A proposal to add a $134 million conference center at Harrah's Resort Atlantic City could result in further development in the Marina District, Caesars Eastern Division President Don Marrandino said Wednesday.
Caesars Entertainment's plans to construct the hall on the southwest corner of its property became public last month after the company turned to the Casino Reinvestment Development Authority for $45 million to finance the significant expansion project.
On Wednesday, Caesars officials gave nearly the same presentation during a sparsely attended public hearing on the project, necessary before the CRDA can vote on appropriating any funding.
"If we're honest, (Atlantic City is) really not a player in the corporate meetings business," said Kevin Ortzman, senior vice president and general manager of Bally's and Showboat, properties also owned by Caesars. "We have the opportunity to change that."
Following the brief hearing, Marrandino described the center as 200,000 square feet over two floors, 100,000 square feet of which would be conference space. The rest would include space for offices, storage and connecting hallways to the rest of the Harrah's property. Looking at an aerial depiction of the center, Marrandino said he hopes the project, if approved, could spur development on the vacant 72-acre parcel sandwiched between Harrah's and Borgata Hotel Casino & Spa.
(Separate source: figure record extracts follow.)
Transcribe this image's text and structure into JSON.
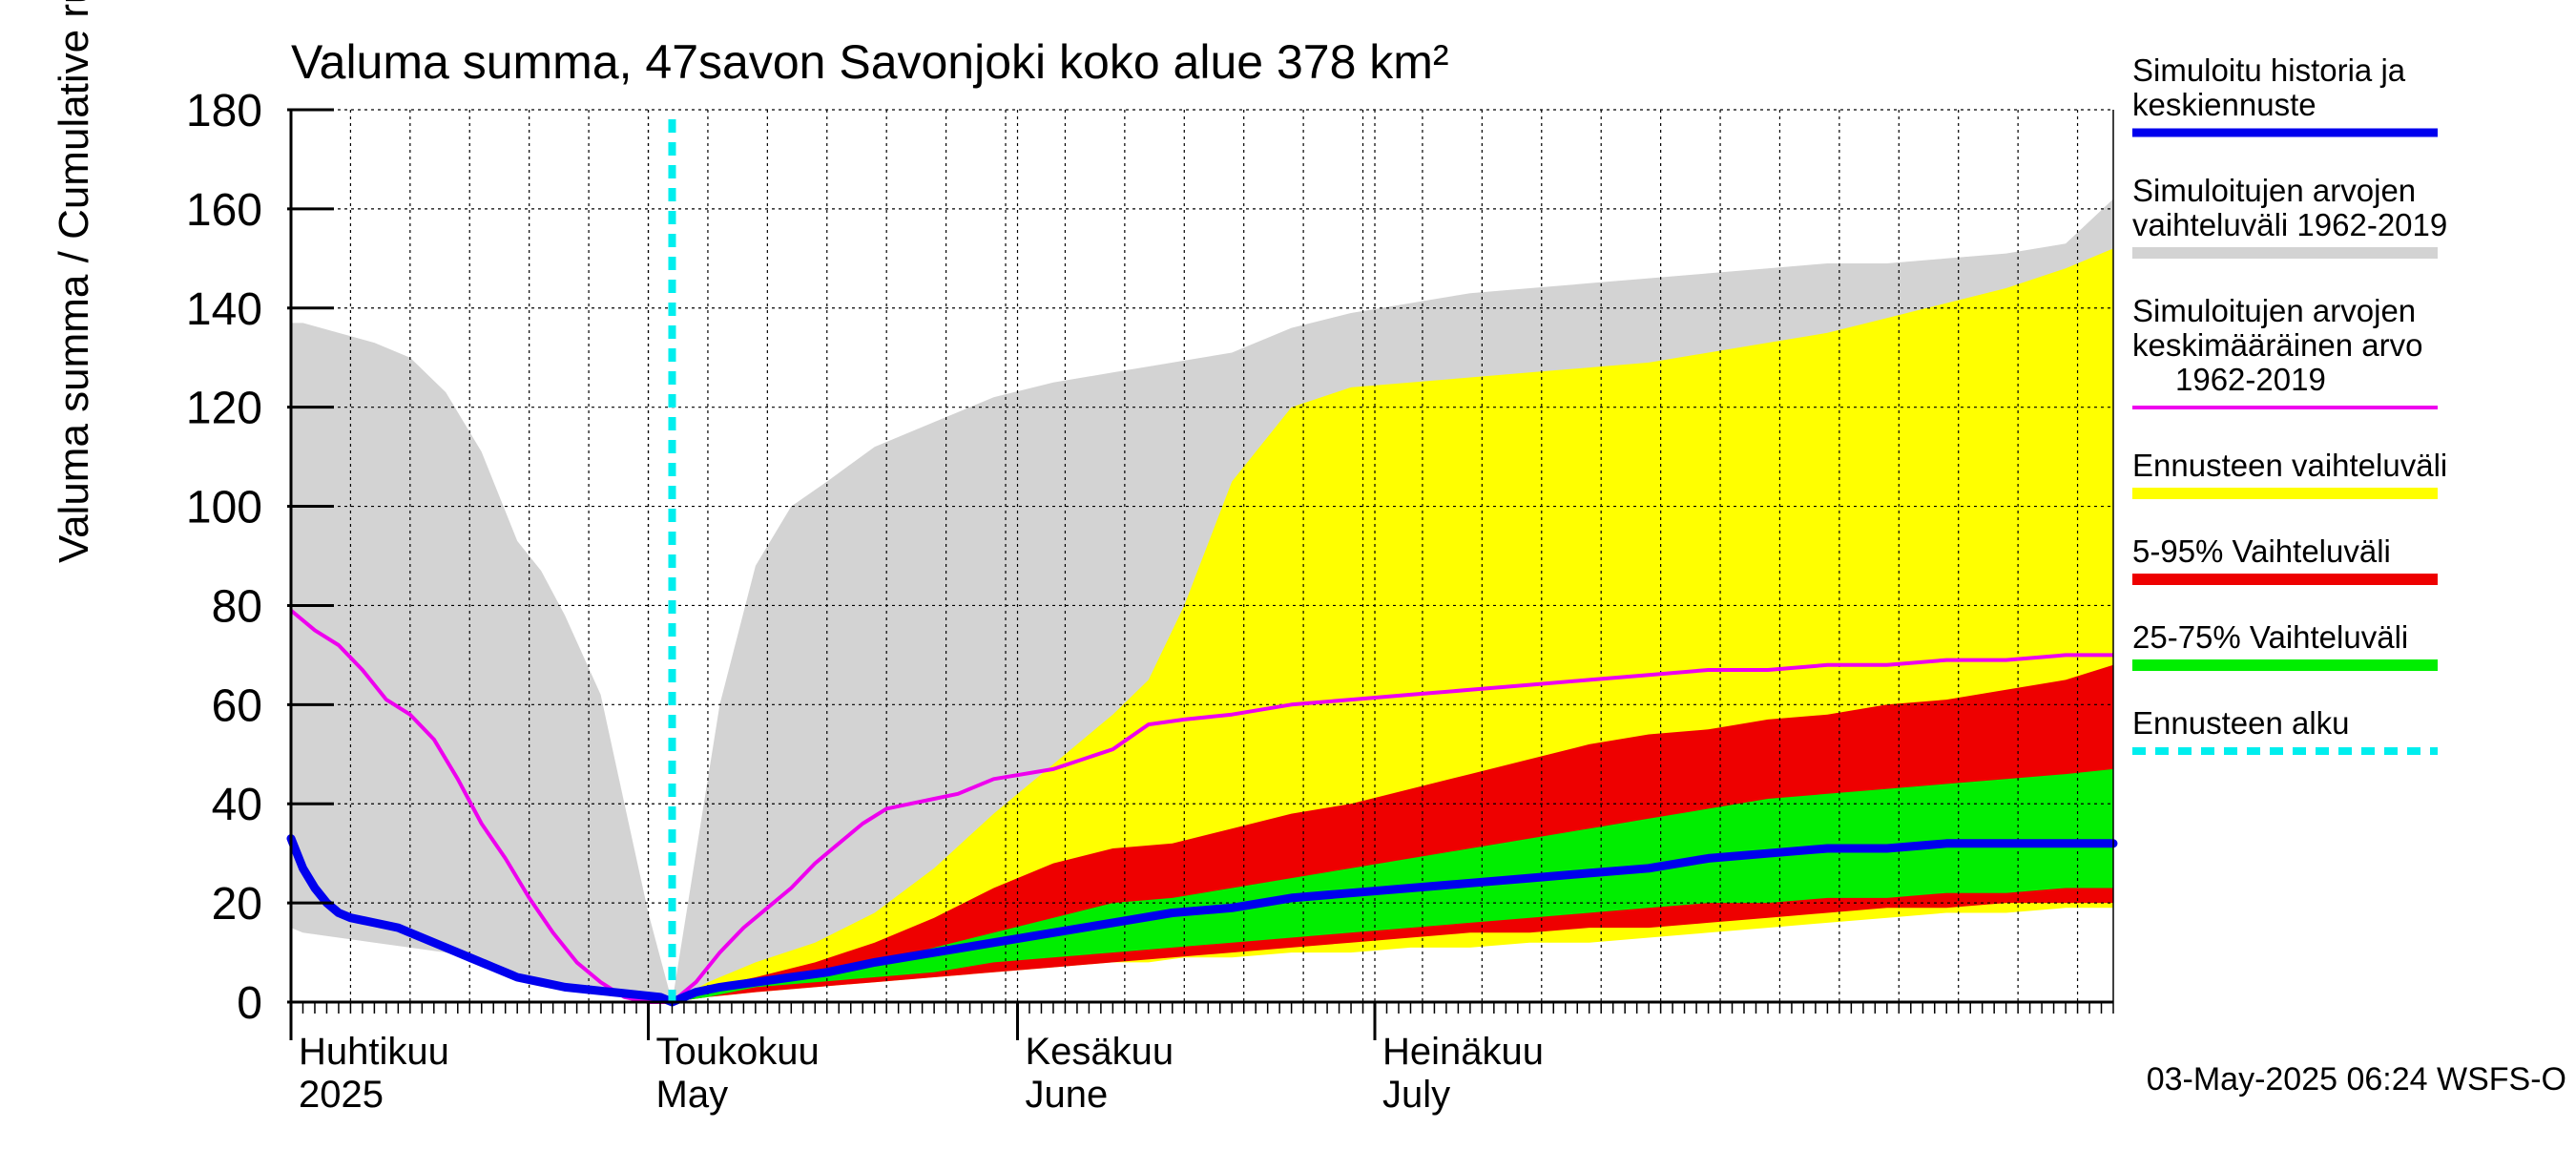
{
  "chart_data": {
    "type": "area",
    "title": "Valuma summa, 47savon Savonjoki koko alue 378 km²",
    "ylabel": "Valuma summa / Cumulative runoff    mm",
    "ylim": [
      0,
      180
    ],
    "yticks": [
      0,
      20,
      40,
      60,
      80,
      100,
      120,
      140,
      160,
      180
    ],
    "x_unit": "day of year",
    "xlim": [
      91,
      244
    ],
    "grid": true,
    "legend_position": "right",
    "month_labels": [
      {
        "x": 91,
        "line1": "Huhtikuu",
        "line2": "2025"
      },
      {
        "x": 121,
        "line1": "Toukokuu",
        "line2": "May"
      },
      {
        "x": 152,
        "line1": "Kesäkuu",
        "line2": "June"
      },
      {
        "x": 182,
        "line1": "Heinäkuu",
        "line2": "July"
      }
    ],
    "forecast_start": 123,
    "footer": "03-May-2025 06:24 WSFS-O",
    "colors": {
      "history": "#0000ee",
      "sim_range": "#d3d3d3",
      "sim_mean": "#ee00ee",
      "forecast_range": "#ffff00",
      "p5_95": "#ee0000",
      "p25_75": "#00ee00",
      "forecast_start": "#00eeee"
    },
    "legend": [
      {
        "key": "history",
        "lines": [
          "Simuloitu historia ja",
          "keskiennuste"
        ]
      },
      {
        "key": "sim_range",
        "lines": [
          "Simuloitujen arvojen",
          "vaihteluväli 1962-2019"
        ]
      },
      {
        "key": "sim_mean",
        "lines": [
          "Simuloitujen arvojen",
          "keskimääräinen arvo",
          "1962-2019"
        ]
      },
      {
        "key": "forecast_range",
        "lines": [
          "Ennusteen vaihteluväli"
        ]
      },
      {
        "key": "p5_95",
        "lines": [
          "5-95% Vaihteluväli"
        ]
      },
      {
        "key": "p25_75",
        "lines": [
          "25-75% Vaihteluväli"
        ]
      },
      {
        "key": "forecast_start",
        "lines": [
          "Ennusteen alku"
        ]
      }
    ],
    "sim_range": {
      "x": [
        91,
        92,
        95,
        98,
        101,
        104,
        107,
        110,
        112,
        114,
        117,
        119,
        121,
        123,
        125,
        127,
        130,
        133,
        136,
        140,
        145,
        150,
        155,
        160,
        165,
        170,
        175,
        180,
        185,
        190,
        195,
        200,
        205,
        210,
        215,
        220,
        225,
        230,
        235,
        240,
        244
      ],
      "upper": [
        137,
        137,
        135,
        133,
        130,
        123,
        111,
        93,
        87,
        78,
        62,
        40,
        18,
        0,
        30,
        60,
        88,
        100,
        105,
        112,
        117,
        122,
        125,
        127,
        129,
        131,
        136,
        139,
        141,
        143,
        144,
        145,
        146,
        147,
        148,
        149,
        149,
        150,
        151,
        153,
        162
      ],
      "lower": [
        15,
        14,
        13,
        12,
        11,
        10,
        8,
        6,
        4,
        3,
        2,
        1,
        1,
        0,
        2,
        3,
        4,
        5,
        6,
        7,
        8,
        9,
        10,
        11,
        12,
        13,
        14,
        15,
        16,
        17,
        18,
        18,
        19,
        20,
        21,
        21,
        22,
        22,
        23,
        23,
        24
      ]
    },
    "forecast_range": {
      "x": [
        123,
        126,
        130,
        135,
        140,
        145,
        150,
        155,
        160,
        163,
        166,
        170,
        175,
        180,
        185,
        190,
        195,
        200,
        205,
        210,
        215,
        220,
        225,
        230,
        235,
        240,
        244
      ],
      "upper": [
        0,
        4,
        8,
        12,
        18,
        27,
        38,
        48,
        58,
        65,
        80,
        105,
        120,
        124,
        125,
        126,
        127,
        128,
        129,
        131,
        133,
        135,
        138,
        141,
        144,
        148,
        152
      ],
      "lower": [
        0,
        1,
        2,
        3,
        4,
        5,
        6,
        7,
        8,
        8,
        9,
        9,
        10,
        10,
        11,
        11,
        12,
        12,
        13,
        14,
        15,
        16,
        17,
        18,
        18,
        19,
        19
      ]
    },
    "p5_95": {
      "x": [
        123,
        126,
        130,
        135,
        140,
        145,
        150,
        155,
        160,
        165,
        170,
        175,
        180,
        185,
        190,
        195,
        200,
        205,
        210,
        215,
        220,
        225,
        230,
        235,
        240,
        244
      ],
      "upper": [
        0,
        3,
        5,
        8,
        12,
        17,
        23,
        28,
        31,
        32,
        35,
        38,
        40,
        43,
        46,
        49,
        52,
        54,
        55,
        57,
        58,
        60,
        61,
        63,
        65,
        68
      ],
      "lower": [
        0,
        1,
        2,
        3,
        4,
        5,
        6,
        7,
        8,
        9,
        10,
        11,
        12,
        13,
        14,
        14,
        15,
        15,
        16,
        17,
        18,
        19,
        19,
        20,
        20,
        20
      ]
    },
    "p25_75": {
      "x": [
        123,
        126,
        130,
        135,
        140,
        145,
        150,
        155,
        160,
        165,
        170,
        175,
        180,
        185,
        190,
        195,
        200,
        205,
        210,
        215,
        220,
        225,
        230,
        235,
        240,
        244
      ],
      "upper": [
        0,
        2,
        4,
        6,
        8,
        11,
        14,
        17,
        20,
        21,
        23,
        25,
        27,
        29,
        31,
        33,
        35,
        37,
        39,
        41,
        42,
        43,
        44,
        45,
        46,
        47
      ],
      "lower": [
        0,
        1,
        3,
        4,
        5,
        6,
        8,
        9,
        10,
        11,
        12,
        13,
        14,
        15,
        16,
        17,
        18,
        19,
        20,
        20,
        21,
        21,
        22,
        22,
        23,
        23
      ]
    },
    "sim_mean": {
      "x": [
        91,
        93,
        95,
        97,
        99,
        101,
        103,
        105,
        107,
        109,
        111,
        113,
        115,
        117,
        119,
        121,
        123,
        125,
        127,
        129,
        131,
        133,
        135,
        137,
        139,
        141,
        143,
        145,
        147,
        150,
        155,
        160,
        163,
        166,
        170,
        175,
        180,
        185,
        190,
        195,
        200,
        205,
        210,
        215,
        220,
        225,
        230,
        235,
        240,
        244
      ],
      "values": [
        79,
        75,
        72,
        67,
        61,
        58,
        53,
        45,
        36,
        29,
        21,
        14,
        8,
        4,
        1,
        0,
        0,
        4,
        10,
        15,
        19,
        23,
        28,
        32,
        36,
        39,
        40,
        41,
        42,
        45,
        47,
        51,
        56,
        57,
        58,
        60,
        61,
        62,
        63,
        64,
        65,
        66,
        67,
        67,
        68,
        68,
        69,
        69,
        70,
        70
      ]
    },
    "history": {
      "x": [
        91,
        92,
        93,
        94,
        95,
        96,
        98,
        100,
        102,
        104,
        106,
        108,
        110,
        112,
        114,
        116,
        118,
        120,
        122,
        123,
        125,
        127,
        130,
        133,
        136,
        140,
        145,
        150,
        155,
        160,
        165,
        170,
        175,
        180,
        185,
        190,
        195,
        200,
        205,
        210,
        215,
        220,
        225,
        230,
        235,
        240,
        244
      ],
      "values": [
        33,
        27,
        23,
        20,
        18,
        17,
        16,
        15,
        13,
        11,
        9,
        7,
        5,
        4,
        3,
        2.5,
        2,
        1.5,
        1,
        0,
        2,
        3,
        4,
        5,
        6,
        8,
        10,
        12,
        14,
        16,
        18,
        19,
        21,
        22,
        23,
        24,
        25,
        26,
        27,
        29,
        30,
        31,
        31,
        32,
        32,
        32,
        32
      ]
    }
  }
}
At one point, MGM Resorts International had plans to build a $5 billion MGM Grand casino on the property, but those plans were scrapped in 2008. MGM has since decided to divest of all of its Atlantic City property after the New Jersey Division of Gaming Enforcement objected to the company's partnership in a Macau casino with Hong Kong businesswoman Pansy Ho.
MGM spokeswoman Yvette Monet confirmed that the company has no plans to invest any further in Atlantic City. That would leave future development in the hands of any potential buyers.
"Right now, it's literally wasted space," Marrandino said. "With the conference center maybe that could change."
When plans for the center were first publicly unveiled last month, they were met by skepticism from CRDA board members who questioned whether the proposal for the center would only cannibalize Atlantic City's meetings market, impacting the Atlantic City Convention Center in particular.
Caesars officials said their conference center would cater to corporate meetings and special events, rather than the trade shows and large-scale conferences that the Convention Center currently attracts. The CRDA is leading a study, funded by Caesars and set to be completed within a month, that will analyze the potential impact of Harrah's proposal on the Convention Center.
"If I can oversimplify this, (the Convention Center) is a steel cement facility for trade groups that brings buyers and sellers together," Ortzman said, noting that by comparison Harrah's center would target corporate business meetings and special events that aren't currently drawn to Atlantic City. "This actually introduces a new segment of business to Atlantic City."
The Convention Center as well as concert and sports venue Boardwalk Hall are operated by the Atlantic City Convention & Visitors Authority. ACCVA President Jeff Vasser said he supports the proposal and noted that many of Atlantic City's casino hotels don't have significant meeting space.
"I think that our market is under-served as far as meeting space goes. We've got a great Convention Center, but we don't have that intermediate-sized facility," Vasser said. "It's just another tool in my tool kit for us to go out and sell. It's another product to differentiate our market."
The CRDA is scheduled to vote on financing for the center at its next meeting Nov. 20, CRDA Deputy Executive Director Susan Ney Thompson said.
If approved, Caesars hopes to break ground on the project in January and see the facility open by July 2014. The center would generate about 340 construction jobs and between 60 and 140 permanent jobs.